I'm not an expert on this, still learning myself, but in my search for an intuitive grasp on op-amps I've found it very helpful to think about closed-loop gain as percentage of feedback.
Unity gain is 100% feedback. In other words, if the output is off by 10mV, the error signal fed back to the inverting input is 10mV; 100% of the error.
If the op-amp is set up with a gain of 10, say with a 10k and 1k resistor, then the feedback is only 10%. An error of 10mV will only apply 1mV to the inverting input.
I'm not sure how accurate it is, but I think of op-amps as being "twitchy", meaning for a small input it wants to produce a big output (like over-react in the twitchy characterization). Accordingly, they're more stable when you "water down" the feedback you give them. And the op amp is not likely to be happy if you want to feed it a big input and expect it to make a teensy adjustment in its output, even if that fulfills the "make its inputs equal rule" of an ideal op-amp.
Increasing closed-loop gain (reducing feedback percentage) does reduce the op-amp's bandwidth though, a decade for each order of magnitude of closed-loop gain, so a balance must be struck. For example, a 10MHz op-amp would be reduced to 1MHz at 10% feedback (closed-loop gain of 10).
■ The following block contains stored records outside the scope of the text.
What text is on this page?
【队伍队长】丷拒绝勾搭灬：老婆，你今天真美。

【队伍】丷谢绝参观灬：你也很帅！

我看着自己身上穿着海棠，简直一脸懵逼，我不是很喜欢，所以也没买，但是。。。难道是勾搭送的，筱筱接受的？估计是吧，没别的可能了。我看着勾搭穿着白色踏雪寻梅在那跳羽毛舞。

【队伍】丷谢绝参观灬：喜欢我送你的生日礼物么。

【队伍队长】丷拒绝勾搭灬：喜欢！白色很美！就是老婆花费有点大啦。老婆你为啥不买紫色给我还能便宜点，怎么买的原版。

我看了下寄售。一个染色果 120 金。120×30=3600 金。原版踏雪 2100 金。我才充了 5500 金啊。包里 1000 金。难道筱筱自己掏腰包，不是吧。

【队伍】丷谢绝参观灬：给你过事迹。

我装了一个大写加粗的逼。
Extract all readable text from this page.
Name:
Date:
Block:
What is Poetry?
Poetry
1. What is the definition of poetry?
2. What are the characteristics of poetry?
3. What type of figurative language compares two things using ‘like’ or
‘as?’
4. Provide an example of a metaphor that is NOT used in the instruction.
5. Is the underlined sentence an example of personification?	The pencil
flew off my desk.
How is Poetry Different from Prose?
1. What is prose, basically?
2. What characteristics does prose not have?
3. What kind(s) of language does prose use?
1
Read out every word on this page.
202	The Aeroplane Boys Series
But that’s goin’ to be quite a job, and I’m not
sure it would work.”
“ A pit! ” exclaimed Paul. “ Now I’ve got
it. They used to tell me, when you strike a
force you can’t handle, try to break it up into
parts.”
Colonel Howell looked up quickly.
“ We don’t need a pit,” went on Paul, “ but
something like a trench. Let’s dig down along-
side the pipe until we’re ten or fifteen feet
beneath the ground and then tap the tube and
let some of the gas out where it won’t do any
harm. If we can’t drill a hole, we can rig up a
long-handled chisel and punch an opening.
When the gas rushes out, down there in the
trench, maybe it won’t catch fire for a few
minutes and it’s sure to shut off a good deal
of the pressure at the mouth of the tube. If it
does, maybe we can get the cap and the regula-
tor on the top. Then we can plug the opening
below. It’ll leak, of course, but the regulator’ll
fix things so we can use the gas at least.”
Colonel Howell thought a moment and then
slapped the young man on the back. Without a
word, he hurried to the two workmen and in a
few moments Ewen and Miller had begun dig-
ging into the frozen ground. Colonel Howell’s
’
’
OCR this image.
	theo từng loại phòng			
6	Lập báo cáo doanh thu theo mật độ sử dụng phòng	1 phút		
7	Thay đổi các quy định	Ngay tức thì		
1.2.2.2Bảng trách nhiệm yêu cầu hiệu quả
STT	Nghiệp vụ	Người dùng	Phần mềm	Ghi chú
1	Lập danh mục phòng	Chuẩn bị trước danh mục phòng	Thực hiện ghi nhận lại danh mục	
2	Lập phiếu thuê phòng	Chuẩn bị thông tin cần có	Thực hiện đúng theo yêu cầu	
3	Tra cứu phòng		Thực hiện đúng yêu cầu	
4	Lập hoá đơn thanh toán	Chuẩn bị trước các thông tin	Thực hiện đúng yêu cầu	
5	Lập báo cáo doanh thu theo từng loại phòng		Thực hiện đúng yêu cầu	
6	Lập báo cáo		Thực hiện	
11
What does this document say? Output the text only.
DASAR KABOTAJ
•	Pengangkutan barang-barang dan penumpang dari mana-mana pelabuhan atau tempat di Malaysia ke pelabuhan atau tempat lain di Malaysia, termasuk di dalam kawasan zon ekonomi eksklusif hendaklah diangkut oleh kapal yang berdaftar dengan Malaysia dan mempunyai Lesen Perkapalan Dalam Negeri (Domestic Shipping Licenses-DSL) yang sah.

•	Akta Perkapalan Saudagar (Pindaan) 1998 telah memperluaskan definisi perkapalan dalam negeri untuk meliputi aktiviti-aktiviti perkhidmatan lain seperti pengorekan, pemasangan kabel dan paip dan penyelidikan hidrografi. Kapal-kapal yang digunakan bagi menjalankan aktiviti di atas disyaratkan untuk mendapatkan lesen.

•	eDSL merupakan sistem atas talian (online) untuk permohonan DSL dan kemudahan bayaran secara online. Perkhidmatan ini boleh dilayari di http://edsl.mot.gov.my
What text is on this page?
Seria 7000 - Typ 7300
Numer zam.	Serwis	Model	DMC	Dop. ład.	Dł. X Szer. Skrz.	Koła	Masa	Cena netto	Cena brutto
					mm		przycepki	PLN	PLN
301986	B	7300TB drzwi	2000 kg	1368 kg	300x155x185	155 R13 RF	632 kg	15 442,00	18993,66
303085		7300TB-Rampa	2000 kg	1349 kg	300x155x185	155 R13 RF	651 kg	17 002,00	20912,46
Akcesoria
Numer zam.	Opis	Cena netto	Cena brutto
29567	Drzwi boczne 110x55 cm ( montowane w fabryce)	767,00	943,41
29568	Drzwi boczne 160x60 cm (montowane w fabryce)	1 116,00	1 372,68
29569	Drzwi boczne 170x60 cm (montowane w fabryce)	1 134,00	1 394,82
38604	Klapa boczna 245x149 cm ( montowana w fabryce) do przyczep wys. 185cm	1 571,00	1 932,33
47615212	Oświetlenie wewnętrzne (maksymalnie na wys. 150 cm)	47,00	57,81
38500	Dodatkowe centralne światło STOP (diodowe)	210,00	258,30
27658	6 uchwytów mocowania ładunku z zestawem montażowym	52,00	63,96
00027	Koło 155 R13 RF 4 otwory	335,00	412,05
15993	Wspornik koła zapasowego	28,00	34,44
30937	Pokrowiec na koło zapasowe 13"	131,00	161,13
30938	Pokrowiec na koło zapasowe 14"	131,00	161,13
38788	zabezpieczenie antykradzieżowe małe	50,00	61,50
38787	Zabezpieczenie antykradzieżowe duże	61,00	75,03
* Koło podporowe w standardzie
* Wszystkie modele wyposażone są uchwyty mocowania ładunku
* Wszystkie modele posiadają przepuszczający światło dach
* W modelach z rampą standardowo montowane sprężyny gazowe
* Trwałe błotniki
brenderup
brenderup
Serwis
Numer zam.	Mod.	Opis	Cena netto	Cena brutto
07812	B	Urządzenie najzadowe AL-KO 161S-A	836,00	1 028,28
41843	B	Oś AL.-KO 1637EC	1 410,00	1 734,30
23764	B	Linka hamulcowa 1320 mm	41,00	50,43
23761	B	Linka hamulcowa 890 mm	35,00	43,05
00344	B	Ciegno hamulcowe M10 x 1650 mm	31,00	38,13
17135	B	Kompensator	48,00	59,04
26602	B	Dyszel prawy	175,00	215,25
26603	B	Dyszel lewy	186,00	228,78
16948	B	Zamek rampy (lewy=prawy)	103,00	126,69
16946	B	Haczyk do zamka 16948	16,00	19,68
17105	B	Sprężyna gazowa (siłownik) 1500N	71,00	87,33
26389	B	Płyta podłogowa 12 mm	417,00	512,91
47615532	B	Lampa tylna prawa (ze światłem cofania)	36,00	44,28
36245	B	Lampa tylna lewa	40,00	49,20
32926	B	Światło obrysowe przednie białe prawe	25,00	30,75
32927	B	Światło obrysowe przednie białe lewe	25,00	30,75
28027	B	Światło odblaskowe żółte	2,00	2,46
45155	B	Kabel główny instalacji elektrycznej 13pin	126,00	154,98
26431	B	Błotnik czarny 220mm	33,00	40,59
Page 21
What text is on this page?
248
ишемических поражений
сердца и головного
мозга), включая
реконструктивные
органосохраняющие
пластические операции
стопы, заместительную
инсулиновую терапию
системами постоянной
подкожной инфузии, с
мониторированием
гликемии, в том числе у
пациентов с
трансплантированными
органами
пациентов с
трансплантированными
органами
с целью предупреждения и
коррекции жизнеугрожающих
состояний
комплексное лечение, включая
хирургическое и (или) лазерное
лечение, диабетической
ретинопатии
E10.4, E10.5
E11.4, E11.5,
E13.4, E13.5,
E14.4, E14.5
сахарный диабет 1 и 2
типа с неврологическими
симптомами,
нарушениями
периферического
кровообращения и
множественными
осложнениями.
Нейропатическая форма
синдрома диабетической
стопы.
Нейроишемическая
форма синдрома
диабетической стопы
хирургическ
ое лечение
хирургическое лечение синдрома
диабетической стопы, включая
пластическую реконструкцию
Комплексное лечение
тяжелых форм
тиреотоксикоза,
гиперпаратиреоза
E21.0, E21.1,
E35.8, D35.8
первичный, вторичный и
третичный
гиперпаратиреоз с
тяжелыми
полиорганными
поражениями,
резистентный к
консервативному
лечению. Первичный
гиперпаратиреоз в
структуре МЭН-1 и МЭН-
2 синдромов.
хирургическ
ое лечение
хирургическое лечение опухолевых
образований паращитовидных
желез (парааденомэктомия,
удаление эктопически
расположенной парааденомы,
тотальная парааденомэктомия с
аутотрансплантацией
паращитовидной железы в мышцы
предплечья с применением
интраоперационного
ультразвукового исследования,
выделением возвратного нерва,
As I understand it, all op-amps are inherently unstable. The only question is whether you let the manufacturer compensate it for you or whether you want to do that yourself. Unity-gain stable op-amps are compensated by the manufacturer. This makes them easy to deploy in a lot of circuits as the designer need add no compensation circuitry. However it does close off the possibility of choosing a compensation network (circuit) perhaps more suitable for the specific application. So it's a design choice.